Werfen wir einen Rückblick auf die Entwickelung dieses Geistes, in dessen reichem Boden die Keime des Genies und Wahnsinnes dicht neben einander wie in einer Doppelnuss lagen, so sehen wir dieses kräftige und heitere Gemüth wie einen Funken aus dem kieselharten Naturgrund des schwedischen Bauernstandes hervorspringen. Er saugt Nahrung aus der landschaftlichen Schönheit Schwedens und den alten Sagen Scandinaviens. Er schwärmt für That und Kampf und drückt seine Schwärmereien in einer Sprache von flammenvergoldeten Bildern aus. Er lernt den antiken Geist kennen, und sein angeborener Naturtrotz wird in einer griechisch-religiösen Harmonie gemildert. Sein religiöser Freisinn führt ihn zum politischen Freisinn und die religiöse Versöhnung seines Gemüths führt einen Versuch politischer Versöhnung der streitenden Tendenzen des Jahrhunderts mit sich. Dieser geistige Standpunkt bestimmt seinen literarischen: die Verkündigung des Evangeliums der Klarheit, des Lichts und des Gesanges als Ausdruck der geistigen Gesundheit. Auf dieser Höhe führt er das epochemachende Werk seines Lebens aus, das ideale Bild vom nordischen Alterthum, wie die Zeitgenossen es sich träumten. Man muss, um gegen dies Werk gerecht zu sein, den Zeitpunkt festhalten, in welchem es entstand. Vergleicht man damit ein nordisches Meisterwerk unserer Tage (Björnson's »Bergliot« z. B.), so findet man es natürlich weder norwegisch noch nordisch; es ist nur relativ nordisch, aber die schönsten Lieder desselben sind unbedingt schön.
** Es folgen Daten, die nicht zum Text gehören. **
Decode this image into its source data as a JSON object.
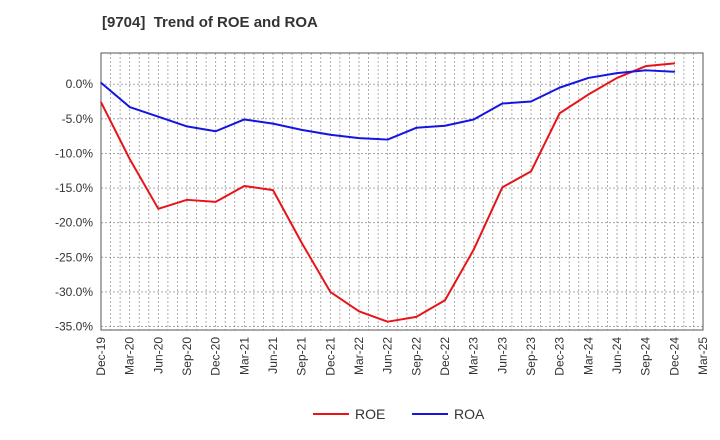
{
  "chart_data": {
    "type": "line",
    "title": "[9704]  Trend of ROE and ROA",
    "xlabel": "",
    "ylabel": "",
    "ylim": [
      -35.5,
      4.5
    ],
    "y_ticks": [
      0,
      -5,
      -10,
      -15,
      -20,
      -25,
      -30,
      -35
    ],
    "y_tick_labels": [
      "0.0%",
      "-5.0%",
      "-10.0%",
      "-15.0%",
      "-20.0%",
      "-25.0%",
      "-30.0%",
      "-35.0%"
    ],
    "x_tick_labels": [
      "Dec-19",
      "Mar-20",
      "Jun-20",
      "Sep-20",
      "Dec-20",
      "Mar-21",
      "Jun-21",
      "Sep-21",
      "Dec-21",
      "Mar-22",
      "Jun-22",
      "Sep-22",
      "Dec-22",
      "Mar-23",
      "Jun-23",
      "Sep-23",
      "Dec-23",
      "Mar-24",
      "Jun-24",
      "Sep-24",
      "Dec-24",
      "Mar-25"
    ],
    "grid": true,
    "legend_position": "bottom",
    "series": [
      {
        "name": "ROE",
        "color": "#e8141a",
        "x": [
          "Dec-19",
          "Mar-20",
          "Jun-20",
          "Sep-20",
          "Dec-20",
          "Mar-21",
          "Jun-21",
          "Sep-21",
          "Dec-21",
          "Mar-22",
          "Jun-22",
          "Sep-22",
          "Dec-22",
          "Mar-23",
          "Jun-23",
          "Sep-23",
          "Dec-23",
          "Mar-24",
          "Jun-24",
          "Sep-24",
          "Dec-24"
        ],
        "values": [
          -2.6,
          -10.8,
          -18.0,
          -16.7,
          -17.0,
          -14.7,
          -15.3,
          -22.9,
          -30.0,
          -32.8,
          -34.3,
          -33.6,
          -31.2,
          -23.9,
          -14.9,
          -12.6,
          -4.2,
          -1.5,
          0.9,
          2.6,
          3.0
        ]
      },
      {
        "name": "ROA",
        "color": "#1515e0",
        "x": [
          "Dec-19",
          "Mar-20",
          "Jun-20",
          "Sep-20",
          "Dec-20",
          "Mar-21",
          "Jun-21",
          "Sep-21",
          "Dec-21",
          "Mar-22",
          "Jun-22",
          "Sep-22",
          "Dec-22",
          "Mar-23",
          "Jun-23",
          "Sep-23",
          "Dec-23",
          "Mar-24",
          "Jun-24",
          "Sep-24",
          "Dec-24"
        ],
        "values": [
          0.2,
          -3.3,
          -4.7,
          -6.1,
          -6.8,
          -5.1,
          -5.7,
          -6.6,
          -7.3,
          -7.8,
          -8.0,
          -6.3,
          -6.0,
          -5.1,
          -2.8,
          -2.5,
          -0.5,
          0.9,
          1.6,
          2.0,
          1.8
        ]
      }
    ]
  }
}
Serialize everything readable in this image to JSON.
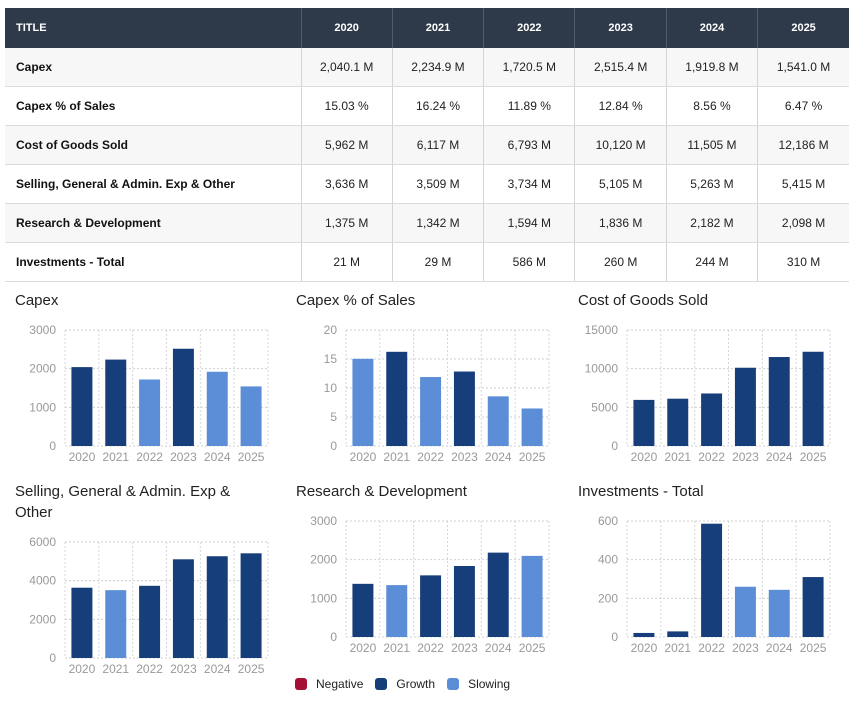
{
  "table": {
    "header": [
      "TITLE",
      "2020",
      "2021",
      "2022",
      "2023",
      "2024",
      "2025"
    ],
    "rows": [
      {
        "label": "Capex",
        "values": [
          "2,040.1 M",
          "2,234.9 M",
          "1,720.5 M",
          "2,515.4 M",
          "1,919.8 M",
          "1,541.0 M"
        ]
      },
      {
        "label": "Capex % of Sales",
        "values": [
          "15.03 %",
          "16.24 %",
          "11.89 %",
          "12.84 %",
          "8.56 %",
          "6.47 %"
        ]
      },
      {
        "label": "Cost of Goods Sold",
        "values": [
          "5,962 M",
          "6,117 M",
          "6,793 M",
          "10,120 M",
          "11,505 M",
          "12,186 M"
        ]
      },
      {
        "label": "Selling, General & Admin. Exp & Other",
        "values": [
          "3,636 M",
          "3,509 M",
          "3,734 M",
          "5,105 M",
          "5,263 M",
          "5,415 M"
        ]
      },
      {
        "label": "Research & Development",
        "values": [
          "1,375 M",
          "1,342 M",
          "1,594 M",
          "1,836 M",
          "2,182 M",
          "2,098 M"
        ]
      },
      {
        "label": "Investments - Total",
        "values": [
          "21 M",
          "29 M",
          "586 M",
          "260 M",
          "244 M",
          "310 M"
        ]
      }
    ]
  },
  "colors": {
    "Negative": "#a50e35",
    "Growth": "#163e7a",
    "Slowing": "#5b8ed6"
  },
  "legend": [
    "Negative",
    "Growth",
    "Slowing"
  ],
  "chart_data": [
    {
      "type": "bar",
      "title": "Capex",
      "categories": [
        "2020",
        "2021",
        "2022",
        "2023",
        "2024",
        "2025"
      ],
      "values": [
        2040.1,
        2234.9,
        1720.5,
        2515.4,
        1919.8,
        1541.0
      ],
      "status": [
        "Growth",
        "Growth",
        "Slowing",
        "Growth",
        "Slowing",
        "Slowing"
      ],
      "yticks": [
        0,
        1000,
        2000,
        3000
      ],
      "ylim": [
        0,
        3000
      ]
    },
    {
      "type": "bar",
      "title": "Capex % of Sales",
      "categories": [
        "2020",
        "2021",
        "2022",
        "2023",
        "2024",
        "2025"
      ],
      "values": [
        15.03,
        16.24,
        11.89,
        12.84,
        8.56,
        6.47
      ],
      "status": [
        "Slowing",
        "Growth",
        "Slowing",
        "Growth",
        "Slowing",
        "Slowing"
      ],
      "yticks": [
        0,
        5,
        10,
        15,
        20
      ],
      "ylim": [
        0,
        20
      ]
    },
    {
      "type": "bar",
      "title": "Cost of Goods Sold",
      "categories": [
        "2020",
        "2021",
        "2022",
        "2023",
        "2024",
        "2025"
      ],
      "values": [
        5962,
        6117,
        6793,
        10120,
        11505,
        12186
      ],
      "status": [
        "Growth",
        "Growth",
        "Growth",
        "Growth",
        "Growth",
        "Growth"
      ],
      "yticks": [
        0,
        5000,
        10000,
        15000
      ],
      "ylim": [
        0,
        15000
      ]
    },
    {
      "type": "bar",
      "title": "Selling, General & Admin. Exp & Other",
      "categories": [
        "2020",
        "2021",
        "2022",
        "2023",
        "2024",
        "2025"
      ],
      "values": [
        3636,
        3509,
        3734,
        5105,
        5263,
        5415
      ],
      "status": [
        "Growth",
        "Slowing",
        "Growth",
        "Growth",
        "Growth",
        "Growth"
      ],
      "yticks": [
        0,
        2000,
        4000,
        6000
      ],
      "ylim": [
        0,
        6000
      ]
    },
    {
      "type": "bar",
      "title": "Research & Development",
      "categories": [
        "2020",
        "2021",
        "2022",
        "2023",
        "2024",
        "2025"
      ],
      "values": [
        1375,
        1342,
        1594,
        1836,
        2182,
        2098
      ],
      "status": [
        "Growth",
        "Slowing",
        "Growth",
        "Growth",
        "Growth",
        "Slowing"
      ],
      "yticks": [
        0,
        1000,
        2000,
        3000
      ],
      "ylim": [
        0,
        3000
      ]
    },
    {
      "type": "bar",
      "title": "Investments - Total",
      "categories": [
        "2020",
        "2021",
        "2022",
        "2023",
        "2024",
        "2025"
      ],
      "values": [
        21,
        29,
        586,
        260,
        244,
        310
      ],
      "status": [
        "Growth",
        "Growth",
        "Growth",
        "Slowing",
        "Slowing",
        "Growth"
      ],
      "yticks": [
        0,
        200,
        400,
        600
      ],
      "ylim": [
        0,
        600
      ]
    }
  ]
}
Kaum war dies Werk vollendet, das bestimmt war, das entscheidende Zeugniss im Kampfe von der Bedeutung der poetischen Gesundheit zu liefern, so zeigte es sich, dass der Krankheitskeim in der Seele des Dichters so kräftig gewachsen war, dass es nur einer einzelnen seelischen Krise bedurfte, um den Lebensmuth, um den sich die hässliche Schmarotzerpflanze rankte, zum Verwelken zu bringen. Die Sommerzeit seines Lebens war dahin. Der Spätherbst brachte noch einige schöne Früchte, und der Stamm war todt.
Der Eindruck, den ich am liebsten hervorbringen möchte, ist der, dass der Mann, welcher dem Namen Esaias Tegnér Weltruhm gab, vor allem ein ganzer Mensch war, in Fehlern wie in Tugenden eine grundehrliche, rechtschaffene Seele, leichtbeweglich, aber mit einer leuchtenden Liebe zum Schönen und Wahren. Sein menschliches, irdisches Wesen ist so werthvoll, dass es trotz all seiner Schwächen auch dem Fremden Interesse darbietet, während das rein ideale Bild von Tegnér als Dichter mit verklärten Umrissen vor dem Volke stehen bleiben wird, in dessen Sprache er dichtete und auf welches er wie ein Strahl von der Sonne des neunzehnten Jahrhunderts gewirkt hat.